The cooperative wants the slaughter stopped all together. Its leaders have crafted their own alternative for the bison management plan which was not included in the draft EIS. The proposal includes herding bison back into the park come spring grazing season and replacing the state’s capture-test-and-slaughter pens with quarantine facilities. The bison herd would only be allowed to grow to a certain “carrying capacity,” while extra animals would go to tribes to bolster herds on reservations.
“Involvement of the tribes can be institutionalized in the management structure [of the park],” says Wapato. He says there are seven or eight tribes with treaty rights to areas in and around the park, and another 29 tribes that have used the area historically. In the future, the cooperative would like to see Indians hunting bison in Yellowstone. “We’re not saying we want the feds to stop the slaughter so we can kill them ourselves. The bison and Indian are tied culturally, traditionally and religiously, and keeping that culture alive from the 20th to the 21st century is very valuable.”
Cultural ties notwithstanding, Mike Mease, founder of the activist group Buffalo Field Campaign (formerly Buffalo Nations), says the tribes’ vision is too agrarian. A hunt? Well, maybe. But Meese says herding the animals back and forth with the seasons is too heavy-handed. “I don’t believe we need to domesticate the last wild herds of buffalo,” he says. “They should have the same rights as all other wild animals, be able to wander freely in the national forests.” A group of rag-tag but disciplined volunteers nicknamed “buffalo hippies” by an antagonistic Bozeman lawyer, Buffalo Field Campaign members are spending their third winter near West Yellowstone, poised to haze bison away from government sharpshooters and into the safety of the park. Mease says it’s not a real fear of brucellosis that’s driven the controversy, but questions of power and control.
“We’ve got to move away from buying into the brucellosis myth,” he says. “My feeling is this is about a range war, people worrying about their public lands being taken away by increasing herds of buffalo. If we were really worried about brucellosis, elk would be a much greater concern. Instead, we let 140,000 elk wander all over the place and get irate about 2,000 buffalo.”

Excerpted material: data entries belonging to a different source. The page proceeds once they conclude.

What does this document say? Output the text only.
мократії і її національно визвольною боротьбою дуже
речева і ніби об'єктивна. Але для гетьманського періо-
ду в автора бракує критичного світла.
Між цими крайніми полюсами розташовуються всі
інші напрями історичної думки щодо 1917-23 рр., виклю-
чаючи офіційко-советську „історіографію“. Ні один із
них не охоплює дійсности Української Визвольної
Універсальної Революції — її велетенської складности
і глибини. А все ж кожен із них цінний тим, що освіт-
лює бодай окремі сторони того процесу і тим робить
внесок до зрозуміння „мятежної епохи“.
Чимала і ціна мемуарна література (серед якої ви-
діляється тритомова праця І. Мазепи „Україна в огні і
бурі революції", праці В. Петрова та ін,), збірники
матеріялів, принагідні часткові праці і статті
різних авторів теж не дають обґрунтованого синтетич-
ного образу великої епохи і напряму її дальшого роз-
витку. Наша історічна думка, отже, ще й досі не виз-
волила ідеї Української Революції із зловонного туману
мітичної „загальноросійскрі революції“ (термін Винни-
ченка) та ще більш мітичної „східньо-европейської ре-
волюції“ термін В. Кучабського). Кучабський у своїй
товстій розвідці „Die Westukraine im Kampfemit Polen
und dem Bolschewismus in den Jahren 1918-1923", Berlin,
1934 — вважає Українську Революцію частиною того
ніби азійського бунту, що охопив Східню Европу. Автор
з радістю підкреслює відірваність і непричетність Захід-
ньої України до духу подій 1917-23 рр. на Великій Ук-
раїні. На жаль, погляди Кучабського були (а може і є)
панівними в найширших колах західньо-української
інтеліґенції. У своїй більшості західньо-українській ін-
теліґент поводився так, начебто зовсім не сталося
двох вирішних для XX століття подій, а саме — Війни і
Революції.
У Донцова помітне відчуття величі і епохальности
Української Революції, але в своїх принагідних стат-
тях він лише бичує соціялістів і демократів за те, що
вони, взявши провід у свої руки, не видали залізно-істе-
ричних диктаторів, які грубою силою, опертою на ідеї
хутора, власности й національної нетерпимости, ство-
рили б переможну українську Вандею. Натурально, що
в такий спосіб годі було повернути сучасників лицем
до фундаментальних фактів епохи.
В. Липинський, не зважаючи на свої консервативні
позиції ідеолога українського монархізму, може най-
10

Meanwhile, federal Judge Charles Lovell has stepped into the fray, ordering the agencies and the state to send representatives with decision-making authority to a closed hearing set for Feb. 4. “Because the Yellowstone National Park bison freely roam from time to time across the jurisdiction of both parties,” he wrote, “any lasting solution to the management of this herd seemingly requires the participation of both parties.”